Les notaires à  l’assaut du Parlement

Les élections de 2007 auront à coup sûr une saveur spéciale. En plus des recompositions du champ politique, implosions ou naissances de partis et intrusion en force de la société civile dans la sensibilisation, les professions libérales comptent se joindre à la mêlée. C’est ainsi que le président de la Chambre du notariat moderne au Maroc, Fayçal Benjelloun, a appelé récemment ses confrères à se présenter «massivement» aux élections de septembre 2007 et à essayer de décrocher le maximum de sièges au Parlement. Aujourd’hui, pas un seul notaire ne siège dans les deux Chambres.

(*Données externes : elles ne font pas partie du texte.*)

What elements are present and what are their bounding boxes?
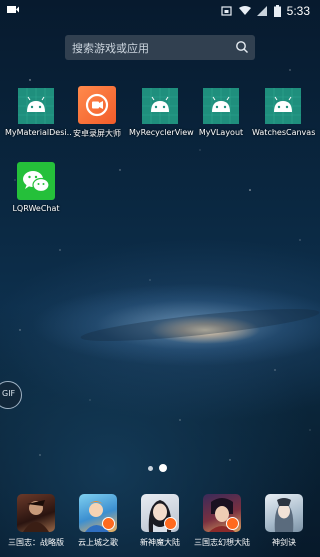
app-label: LQRWeChat [12, 204, 60, 213]
search-bar[interactable]: 搜索游戏或应用 [65, 35, 255, 60]
android-icon [265, 88, 301, 124]
gif-label: GIF [2, 389, 16, 398]
dock-label: 云上城之歌 [78, 538, 118, 547]
page-dot-active[interactable] [159, 464, 167, 472]
gif-floating-button[interactable]: GIF [0, 381, 22, 409]
app-screen-recorder[interactable]: 安卓录屏大师 [66, 86, 128, 139]
game-icon [141, 494, 179, 532]
app-label: MyRecyclerView [129, 128, 194, 137]
android-icon [203, 88, 239, 124]
android-icon [18, 88, 54, 124]
dock-app-sanguozhi-zhanlue[interactable]: 三国志：战略版 [4, 494, 68, 548]
starfield-background [14, 69, 320, 461]
screen-recorder-icon [78, 86, 116, 124]
game-icon [203, 494, 241, 532]
app-watchescanvas[interactable]: WatchesCanvas [252, 88, 316, 137]
wifi-icon [238, 6, 251, 15]
dock-label: 新神魔大陆 [140, 538, 180, 547]
search-icon[interactable] [235, 40, 249, 54]
notification-icon [7, 6, 19, 13]
dock-label: 三国志：战略版 [8, 538, 64, 547]
dock-label: 三国志幻想大陆 [194, 538, 250, 547]
app-label: WatchesCanvas [252, 128, 316, 137]
search-placeholder: 搜索游戏或应用 [72, 42, 149, 55]
game-icon [17, 494, 55, 532]
sim-icon [221, 6, 232, 16]
status-bar: 5:33 [0, 0, 320, 22]
signal-icon [256, 6, 267, 16]
dock-app-sanguozhi-huanxiang[interactable]: 三国志幻想大陆 [190, 494, 254, 548]
app-lqrwechat[interactable]: LQRWeChat [5, 162, 67, 213]
app-label: 安卓录屏大师 [73, 129, 121, 138]
download-badge-icon [226, 517, 239, 530]
wechat-icon [17, 162, 55, 200]
dock-app-yunshangcheng[interactable]: 云上城之歌 [66, 494, 130, 548]
game-icon [265, 494, 303, 532]
page-indicator [148, 464, 167, 472]
download-badge-icon [164, 517, 177, 530]
battery-icon [273, 5, 281, 17]
dock: 三国志：战略版 云上城之歌 新神魔大陆 三国志幻想大陆 神剑诀 [0, 486, 320, 557]
app-myvlayout[interactable]: MyVLayout [190, 88, 252, 137]
page-dot[interactable] [148, 465, 153, 471]
game-icon [79, 494, 117, 532]
app-mymaterialdesign[interactable]: MyMaterialDesi.. [5, 88, 72, 137]
dock-label: 神剑诀 [272, 538, 296, 547]
app-label: MyMaterialDesi.. [5, 128, 72, 137]
android-icon [142, 88, 178, 124]
dock-app-shenjianjue[interactable]: 神剑诀 [252, 494, 316, 548]
download-badge-icon [102, 517, 115, 530]
dock-app-xinshenmo[interactable]: 新神魔大陆 [128, 494, 192, 548]
app-myrecyclerview[interactable]: MyRecyclerView [129, 88, 194, 137]
status-time: 5:33 [286, 4, 310, 18]
app-label: MyVLayout [198, 128, 244, 137]
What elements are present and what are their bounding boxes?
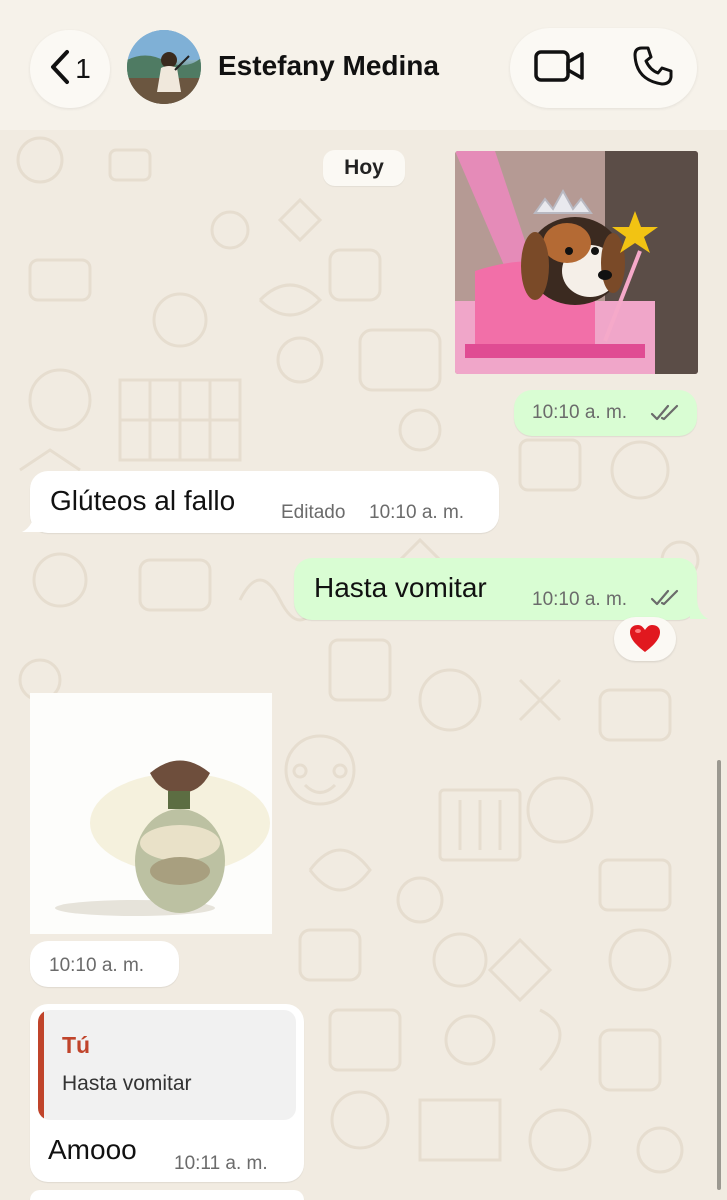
- outgoing-message-bubble[interactable]: Hasta vomitar 10:10 a. m.: [294, 558, 697, 620]
- message-text: Hasta vomitar: [314, 572, 487, 603]
- date-separator: Hoy: [323, 150, 405, 186]
- quoted-text: Hasta vomitar: [62, 1072, 192, 1095]
- contact-avatar[interactable]: [127, 30, 201, 104]
- unread-count: 1: [75, 53, 91, 84]
- back-button[interactable]: 1: [30, 30, 110, 108]
- message-time: 10:10 a. m.: [532, 402, 628, 423]
- message-time: 10:10 a. m.: [532, 589, 628, 610]
- edited-label: Editado: [281, 502, 346, 523]
- reaction-badge[interactable]: [614, 617, 676, 661]
- heart-emoji: [630, 625, 660, 652]
- quote-accent-bar: [38, 1010, 44, 1120]
- message-text: Amooo: [48, 1134, 137, 1165]
- voice-call-button[interactable]: [628, 46, 678, 90]
- scrollbar[interactable]: [717, 760, 721, 1190]
- video-camera-icon: [534, 48, 586, 89]
- message-time: 10:10 a. m.: [49, 955, 145, 976]
- quoted-message[interactable]: Tú Hasta vomitar: [38, 1010, 296, 1120]
- chevron-left-icon: [49, 49, 71, 90]
- call-actions: [510, 28, 697, 108]
- phone-icon: [632, 45, 674, 92]
- quoted-author: Tú: [62, 1032, 91, 1058]
- message-text: Glúteos al fallo: [50, 485, 236, 516]
- sticker-image: [30, 693, 272, 934]
- double-check-icon: [650, 589, 680, 612]
- message-time: 10:10 a. m.: [369, 502, 465, 523]
- message-time: 10:11 a. m.: [174, 1153, 268, 1174]
- puppy-image: [455, 151, 698, 374]
- incoming-sticker-message[interactable]: [30, 693, 272, 934]
- contact-name[interactable]: Estefany Medina: [218, 50, 439, 82]
- bubble-tail: [22, 510, 42, 532]
- outgoing-image-message[interactable]: [455, 151, 698, 374]
- next-message-bubble: [30, 1190, 304, 1200]
- bubble-tail: [690, 597, 708, 619]
- chat-header: 1 Estefany Medina: [0, 0, 727, 130]
- incoming-message-bubble[interactable]: Glúteos al fallo Editado 10:10 a. m.: [30, 471, 499, 533]
- outgoing-image-meta: 10:10 a. m.: [514, 390, 697, 436]
- sticker-meta: 10:10 a. m.: [30, 941, 179, 987]
- double-check-icon: [650, 404, 680, 427]
- video-call-button[interactable]: [532, 48, 588, 88]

«Cela nous permettra d’augmenter notre force de pression», souligne Me Benjelloun. Ce dernier a non seulement poussé ses confrères à présenter leurs candidatures aux législatives, mais il les a même assurés du soutien de son instance dans toutes les régions. «Peu importe les partis choisis, puisqu’ils refléteront les convictions politiques de chaque candidat», explique-t-il.

En somme, l’essentiel est d’avoir des relais d’opinion au sein de l’hémicycle et surtout un soutien quand il s’agira de faire passer les textes concernant la profession. Un choix qui n’est pas dénué de logique puisque, aussi puissante soit-elle, la profession notariale attend impatiemment la sortie d’un nouveau texte en souffrance depuis plusieurs années au Secrétariat général du gouvernement et au ministère de la justice.